Ajaran agama disebarkan menggunakan simbol-simbol keagamaan yang telah disesuaikan melalui proses interpretasi oleh pembawa risalah, dan diterima dengan cara yang telah disesuaikan dengan pola interpretasi dari penerima risalah. Karena memang kehidupan manusia tidak bisa lepas dari dunia simbol, dan bahwa seluruh aspek kehidupan manusia terdiri dari proses produksi dan konsumsi simbol.

Simbol sendiri adalah bagian dari ciri khas agama, karena simbol lahir dari sebuah kepercayaan, dari berbagai ritual dan etika agama. Simbol dimaknai sebagai sebuah tanda yang dikultuskan dalam berbagai bentuknya sesuai dengan kultur dan kepercayaan masing-masing agama. Kultus ini kemudian melahirkan sebuah sistem dan struktur simbol yang dapat membentuk manusia menjadi homo simbolicus dalam tipe atau pola religiusnya.

Sebagai sebuah tanda yang dikultuskan, Simbol memiliki makna yang tersembunyi atau yang dapat dikiaskan dari makna harfiahnya kemakna yang sakral dan mendalam. Sementara sebagai sebuah Sistem yang terstruktur, Simbol memiliki logika tersendiri yang koheren (saling terkait) yang dapat dimaknai secara universal. Dan sebagai sebuah fenomena agama, Simbol jamak dikultus dan direfleksi kannya dalam berbagai bentuk persembahan dan pemujaan baik secara individual maupun komunal.

Dan faktor lahir yang menyebabkan simbol sangat terikat atau korelatif dengan agama, disebabkan karena simbol-simbol religius yang lahir dari pengalaman religius juga sering dijadikan sebagai bantuan terapis psikologis, di mana secara psikologis wawasan hidup manusia religius yang homo simbolicus dihiasi oleh dua dimensi yang saling berkaitan, yaitu dimensi spiritual dan dimensi psikologis. Dimensi spiritual berorientasi pada agama dan dimensi psikologis berorientasi pada “kebebasan”, yang diwujudkan dalam berbagai bentuk simbol.

Menjadi seorang Muslim, adalah menjadi seorang yang memberi keselamatan bagi setiap orang. Islam tidak memerintahkan kita untuk berbuat arogansi atau kekerasan. Kadang kita lupa dan mengira bahwa Islam hanya sekedar atribut dan simbol-simbol, padahal hakikat Islam tidak terletak pada atribut tetapi pada akhlak dan konsep kedamaiannya. Sebagaimana perkataan Gus Dur, Islam datang tidak hanya mengubah atribut kita, seperti mengubah saya jadi ana, anda jadi antum, sedulur jadi akhi, tetapi lebih dari itu, Islam mengajarkan kita tentang keramahan, bukan kemarahan.
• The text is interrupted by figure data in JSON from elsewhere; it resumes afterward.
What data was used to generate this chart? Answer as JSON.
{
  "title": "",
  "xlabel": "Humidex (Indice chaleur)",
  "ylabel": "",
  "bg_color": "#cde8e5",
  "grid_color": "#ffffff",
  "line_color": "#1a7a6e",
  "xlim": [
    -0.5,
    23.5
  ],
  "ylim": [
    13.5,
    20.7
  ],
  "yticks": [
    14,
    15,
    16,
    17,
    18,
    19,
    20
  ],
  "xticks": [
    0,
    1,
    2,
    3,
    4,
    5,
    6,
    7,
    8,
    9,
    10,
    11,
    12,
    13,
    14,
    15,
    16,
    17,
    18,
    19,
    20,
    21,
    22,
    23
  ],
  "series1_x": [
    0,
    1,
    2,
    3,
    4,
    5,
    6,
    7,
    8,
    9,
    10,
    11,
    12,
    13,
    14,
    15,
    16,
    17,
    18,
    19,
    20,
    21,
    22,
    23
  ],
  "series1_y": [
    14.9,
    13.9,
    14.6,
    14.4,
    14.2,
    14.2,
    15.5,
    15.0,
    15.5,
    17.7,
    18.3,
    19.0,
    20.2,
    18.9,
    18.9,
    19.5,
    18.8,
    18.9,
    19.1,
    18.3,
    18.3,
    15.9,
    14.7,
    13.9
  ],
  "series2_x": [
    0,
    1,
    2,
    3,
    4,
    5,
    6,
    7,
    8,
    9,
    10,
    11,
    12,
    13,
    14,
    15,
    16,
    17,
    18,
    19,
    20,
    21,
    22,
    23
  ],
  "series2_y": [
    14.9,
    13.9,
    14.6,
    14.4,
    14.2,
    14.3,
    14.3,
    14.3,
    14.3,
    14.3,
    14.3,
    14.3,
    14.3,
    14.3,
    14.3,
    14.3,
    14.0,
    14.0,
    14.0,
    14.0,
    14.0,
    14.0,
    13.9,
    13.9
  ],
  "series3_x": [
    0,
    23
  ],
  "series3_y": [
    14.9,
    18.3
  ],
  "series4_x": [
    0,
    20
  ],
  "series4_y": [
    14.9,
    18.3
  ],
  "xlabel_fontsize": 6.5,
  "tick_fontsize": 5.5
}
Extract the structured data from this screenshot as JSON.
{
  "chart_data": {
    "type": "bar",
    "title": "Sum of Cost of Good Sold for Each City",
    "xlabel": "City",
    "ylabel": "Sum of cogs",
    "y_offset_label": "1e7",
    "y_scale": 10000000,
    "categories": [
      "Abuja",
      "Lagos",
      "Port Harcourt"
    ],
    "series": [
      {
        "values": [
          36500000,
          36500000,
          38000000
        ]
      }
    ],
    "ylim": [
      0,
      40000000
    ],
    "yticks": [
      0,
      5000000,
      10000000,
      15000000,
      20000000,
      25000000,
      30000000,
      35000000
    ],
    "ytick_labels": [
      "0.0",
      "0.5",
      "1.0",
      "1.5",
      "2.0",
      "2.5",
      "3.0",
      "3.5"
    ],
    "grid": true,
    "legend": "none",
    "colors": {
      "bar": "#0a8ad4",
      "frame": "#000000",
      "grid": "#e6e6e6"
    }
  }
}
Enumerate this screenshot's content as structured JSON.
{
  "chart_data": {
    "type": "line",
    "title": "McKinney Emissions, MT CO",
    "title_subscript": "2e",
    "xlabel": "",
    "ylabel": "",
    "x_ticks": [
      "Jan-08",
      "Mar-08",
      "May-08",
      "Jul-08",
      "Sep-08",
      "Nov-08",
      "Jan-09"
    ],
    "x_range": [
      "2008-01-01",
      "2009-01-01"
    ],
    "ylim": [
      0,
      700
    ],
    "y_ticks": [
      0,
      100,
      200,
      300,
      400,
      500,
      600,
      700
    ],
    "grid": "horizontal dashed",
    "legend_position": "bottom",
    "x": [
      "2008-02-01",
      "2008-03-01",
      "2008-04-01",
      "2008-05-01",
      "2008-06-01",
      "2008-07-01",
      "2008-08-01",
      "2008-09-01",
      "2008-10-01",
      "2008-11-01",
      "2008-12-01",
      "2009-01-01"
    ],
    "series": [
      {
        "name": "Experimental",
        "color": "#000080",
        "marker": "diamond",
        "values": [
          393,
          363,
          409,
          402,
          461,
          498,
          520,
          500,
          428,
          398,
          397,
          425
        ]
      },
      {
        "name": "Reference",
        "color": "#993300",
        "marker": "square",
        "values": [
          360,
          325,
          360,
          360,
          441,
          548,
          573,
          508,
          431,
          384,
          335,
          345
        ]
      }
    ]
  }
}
Seperti yang dikalamkan kaum arif, jangan kalian beragama lalu berhenti pada simbol (ayat). Sebab simbol (ayat) itu bukan Allah. Beragama yang benar harus melampaui ayat. Melampaui tajwid dan fasahah. Melampaui mufassirin dan huffaz. Sebab, banyak orang yang ahli dalam membaca dan menerjemahkan ayat, tetapi tidak pernah sampai kepada Pemilik ayat.